Is it possible to have nodes running independently, and then start running a distributed app with a fail-over/takeover configuration programmatically at run-time?
I’ve been working with the Magic 8-ball example in https://learnyousomeerlang.com/distributed-otp-applications with the A-B-C nodes. I have it working in Elixir, but it requires configuration files that are pre-configured with the distributed node cluster and fail-over rules. I’ve read about libcluster+swarm, but it seems like overkill for my 2-node clusters. And it seems like I would still have to have the nodes pre-configured.
Here’s the idea of what I’m trying to accomplish. Maybe there is an easier/better way to do this, I’m open to ideas:
I will have two nodes that are running on separate IoT devices. At first these nodes don’t know about each other, and they don’t know if they will ever be clustered - they may not be.

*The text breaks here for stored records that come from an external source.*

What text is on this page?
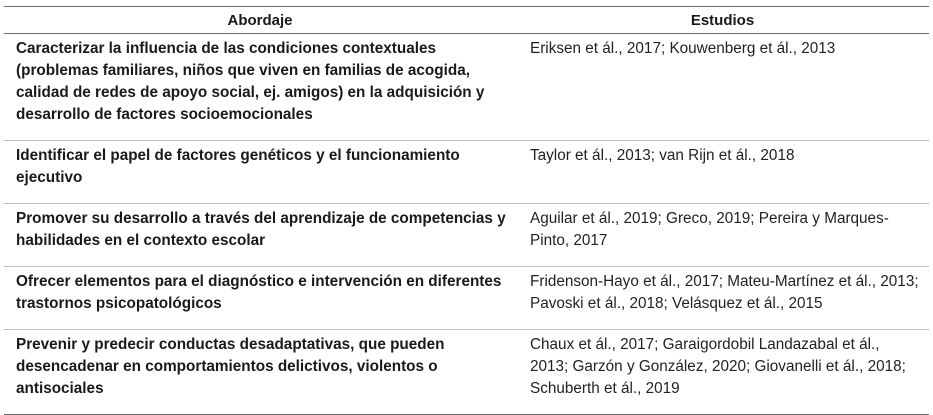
Abordaje	Estudios
Caracterizar la influencia de las condiciones contextuales (problemas familiares, niños que viven en familias de acogida, calidad de redes de apoyo social, ej. amigos) en la adquisición y desarrollo de factores socioemocionales	Eriksen et ál., 2017; Kouwenberg et ál., 2013
Identificar el papel de factores genéticos y el funcionamiento ejecutivo	Taylor et ál., 2013; van Rijn et ál., 2018
Promover su desarrollo a través del aprendizaje de competencias y habilidades en el contexto escolar	Aguilar et ál., 2019; Greco, 2019; Pereira y Marques-Pinto, 2017
Ofrecer elementos para el diagnóstico e intervención en diferentes trastornos psicopatológicos	Fridenson-Hayo et ál., 2017; Mateu-Martínez et ál., 2013; Pavoski et ál., 2018; Velásquez et ál., 2015
Prevenir y predecir conductas desadaptativas, que pueden desencadenar en comportamientos delictivos, violentos o antisociales	Chaux et ál., 2017; Garaigordobil Landazabal et ál., 2013; Garzón y González, 2020; Giovanelli et ál., 2018; Schuberth et ál., 2019
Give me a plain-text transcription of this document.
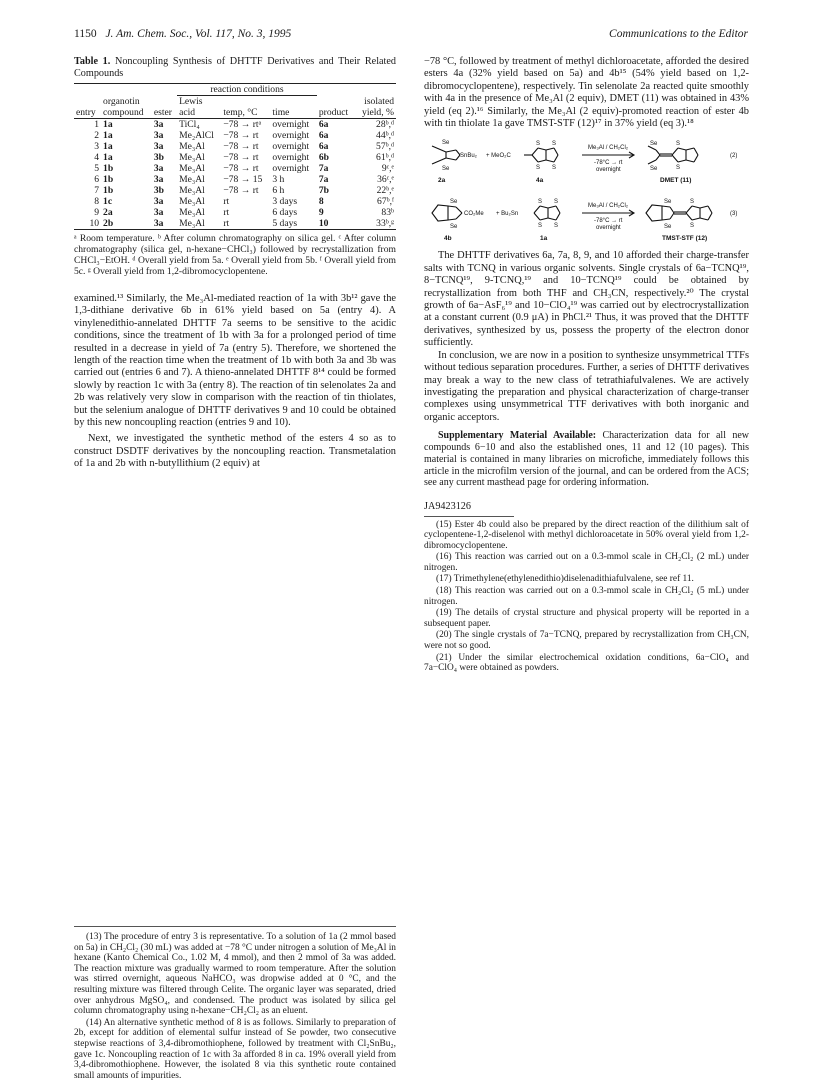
1150 J. Am. Chem. Soc., Vol. 117, No. 3, 1995	Communications to the Editor
Table 1. Noncoupling Synthesis of DHTTF Derivatives and Their Related Compounds
			reaction conditions				
	organotin		Lewis				isolated
entry	compound	ester	acid	temp, °C	time	product	yield, %
1	1a	3a	TiCl₄	−78 → rtᵃ	overnight	6a	28ᵇ,ᵈ
2	1a	3a	Me₂AlCl	−78 → rt	overnight	6a	44ᵇ,ᵈ
3	1a	3a	Me₃Al	−78 → rt	overnight	6a	57ᵇ,ᵈ
4	1a	3b	Me₃Al	−78 → rt	overnight	6b	61ᵇ,ᵈ
5	1b	3a	Me₃Al	−78 → rt	overnight	7a	9ᶜ,ᵉ
6	1b	3a	Me₃Al	−78 → 15	3 h	7a	36ᶜ,ᵉ
7	1b	3b	Me₃Al	−78 → rt	6 h	7b	22ᵇ,ᵉ
8	1c	3a	Me₃Al	rt	3 days	8	67ᵇ,ᶠ
9	2a	3a	Me₃Al	rt	6 days	9	83ᵇ
10	2b	3a	Me₃Al	rt	5 days	10	33ᵇ,ᵍ
ᵃ Room temperature. ᵇ After column chromatography on silica gel. ᶜ After column chromatography (silica gel, n-hexane−CHCl₃) followed by recrystallization from CHCl₃−EtOH. ᵈ Overall yield from 5a. ᵉ Overall yield from 5b. ᶠ Overall yield from 5c. ᵍ Overall yield from 1,2-dibromocyclopentene.

examined.¹³ Similarly, the Me₃Al-mediated reaction of 1a with 3b¹² gave the 1,3-dithiane derivative 6b in 61% yield based on 5a (entry 4). A vinylenedithio-annelated DHTTF 7a seems to be sensitive to the acidic conditions, since the treatment of 1b with 3a for a prolonged period of time resulted in a decrease in yield of 7a (entry 5). Therefore, we shortened the length of the reaction time when the treatment of 1b with both 3a and 3b was carried out (entries 6 and 7). A thieno-annelated DHTTF 8¹⁴ could be formed slowly by reaction 1c with 3a (entry 8). The reaction of tin selenolates 2a and 2b was relatively very slow in comparison with the reaction of tin thiolates, but the selenium analogue of DHTTF derivatives 9 and 10 could be obtained by this new noncoupling reaction (entries 9 and 10).

Next, we investigated the synthetic method of the esters 4 so as to construct DSDTF derivatives by the noncoupling reaction. Transmetalation of 1a and 2b with n-butyllithium (2 equiv) at

(13) The procedure of entry 3 is representative. To a solution of 1a (2 mmol based on 5a) in CH₂Cl₂ (30 mL) was added at −78 °C under nitrogen a solution of Me₃Al in hexane (Kanto Chemical Co., 1.02 M, 4 mmol), and then 2 mmol of 3a was added. The reaction mixture was gradually warmed to room temperature. After the solution was stirred overnight, aqueous NaHCO₃ was dropwise added at 0 °C, and the resulting mixture was filtered through Celite. The organic layer was separated, dried over anhydrous MgSO₄, and condensed. The product was isolated by silica gel column chromatography using n-hexane−CH₂Cl₂ as an eluent.

(14) An alternative synthetic method of 8 is as follows. Similarly to preparation of 2b, except for addition of elemental sulfur instead of Se powder, two consecutive stepwise reactions of 3,4-dibromothiophene, followed by treatment with Cl₂SnBu₂, gave 1c. Noncoupling reaction of 1c with 3a afforded 8 in ca. 19% overall yield from 3,4-dibromothiophene. However, the isolated 8 via this synthetic route contained small amounts of impurities.

−78 °C, followed by treatment of methyl dichloroacetate, afforded the desired esters 4a (32% yield based on 5a) and 4b¹⁵ (54% yield based on 1,2-dibromocyclopentene), respectively. Tin selenolate 2a reacted quite smoothly with 4a in the presence of Me₃Al (2 equiv), DMET (11) was obtained in 43% yield (eq 2).¹⁶ Similarly, the Me₃Al (2 equiv)-promoted reaction of ester 4b with tin thiolate 1a gave TMST-STF (12)¹⁷ in 37% yield (eq 3).¹⁸

Se
Se
SnBu₂ + MeO₂C
S
S
S
S
Me₃Al / CH₂Cl₂
-78°C → rt
overnight
Se
Se
S
S
2a	4a	DMET (11)
(2)
Se
Se
CO₂Me + Bu₂Sn
S
S
S
S
Me₃Al / CH₂Cl₂
-78°C → rt
overnight
Se
Se
S
S
4b	1a	TMST-STF (12)
(3)

The DHTTF derivatives 6a, 7a, 8, 9, and 10 afforded their charge-transfer salts with TCNQ in various organic solvents. Single crystals of 6a−TCNQ¹⁹, 8−TCNQ¹⁹, 9-TCNQ,¹⁹ and 10−TCNQ¹⁹ could be obtained by recrystallization from both THF and CH₃CN, respectively.²⁰ The crystal growth of 6a−AsF₆¹⁹ and 10−ClO₄¹⁹ was carried out by electrocrystallization at a constant current (0.9 μA) in PhCl.²¹ Thus, it was proved that the DHTTF derivatives, synthesized by us, possess the property of the electron donor sufficiently.

In conclusion, we are now in a position to synthesize unsymmetrical TTFs without tedious separation procedures. Further, a series of DHTTF derivatives may break a way to the new class of tetrathiafulvalenes. We are actively investigating the preparation and physical characterization of charge-transer complexes using unsymmetrical TTF derivatives with both inorganic and organic acceptors.

Supplementary Material Available: Characterization data for all new compounds 6−10 and also the established ones, 11 and 12 (10 pages). This material is contained in many libraries on microfiche, immediately follows this article in the microfilm version of the journal, and can be ordered from the ACS; see any current masthead page for ordering information.

JA9423126

(15) Ester 4b could also be prepared by the direct reaction of the dilithium salt of cyclopentene-1,2-diselenol with methyl dichloroacetate in 50% overal yield from 1,2-dibromocyclopentene.

(16) This reaction was carried out on a 0.3-mmol scale in CH₂Cl₂ (2 mL) under nitrogen.

(17) Trimethylene(ethylenedithio)diselenadithiafulvalene, see ref 11.

(18) This reaction was carried out on a 0.3-mmol scale in CH₂Cl₂ (5 mL) under nitrogen.

(19) The details of crystal structure and physical property will be reported in a subsequent paper.

(20) The single crystals of 7a−TCNQ, prepared by recrystallization from CH₃CN, were not so good.

(21) Under the similar electrochemical oxidation conditions, 6a−ClO₄ and 7a−ClO₄ were obtained as powders.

The devices will receive a signal (details TBD) informing them that they should connect to each other and start running a distributed application with one node acting as fail-over for the other.
Playing around in iex, it feels like I’m getting closer, but not really.
Note, for this example, both nodes are on my local computer.
iex --name "a@192.168.0.2" -pa _build/dev/lib/m8ball/ebin --cookie cookie_s
iex --name "b@192.168.0.2" -pa _build/dev/lib/m8ball/ebin --cookie cookie_s
Note: Initially the cookies won’t be the same, but a shared cookie will be part of the signal/command to connect.
Devices receive the command to connect and run the distributed m8ball app.
-
Connect the Nodes
Node.connect(:"b@192.168.0.2")
-
Start the distributed application at
a
.
:dist_ac.start_link # It seems like I need to start `dist_ac` (since it's not running on the individual nodes).
:dist_ac.load_application(:m8ball, [{:m8ball, 5000, ['a@192.168.0.2', {'b@192.168.0.2'}]}])
It seem like :dist_ac.load_application
is what I need, but it never returns. I’m not sure what I’m missing.
There is not a lot of documentation or articles that I can find about this. I had to look at the Erlang source code to get this far.
Any suggestions?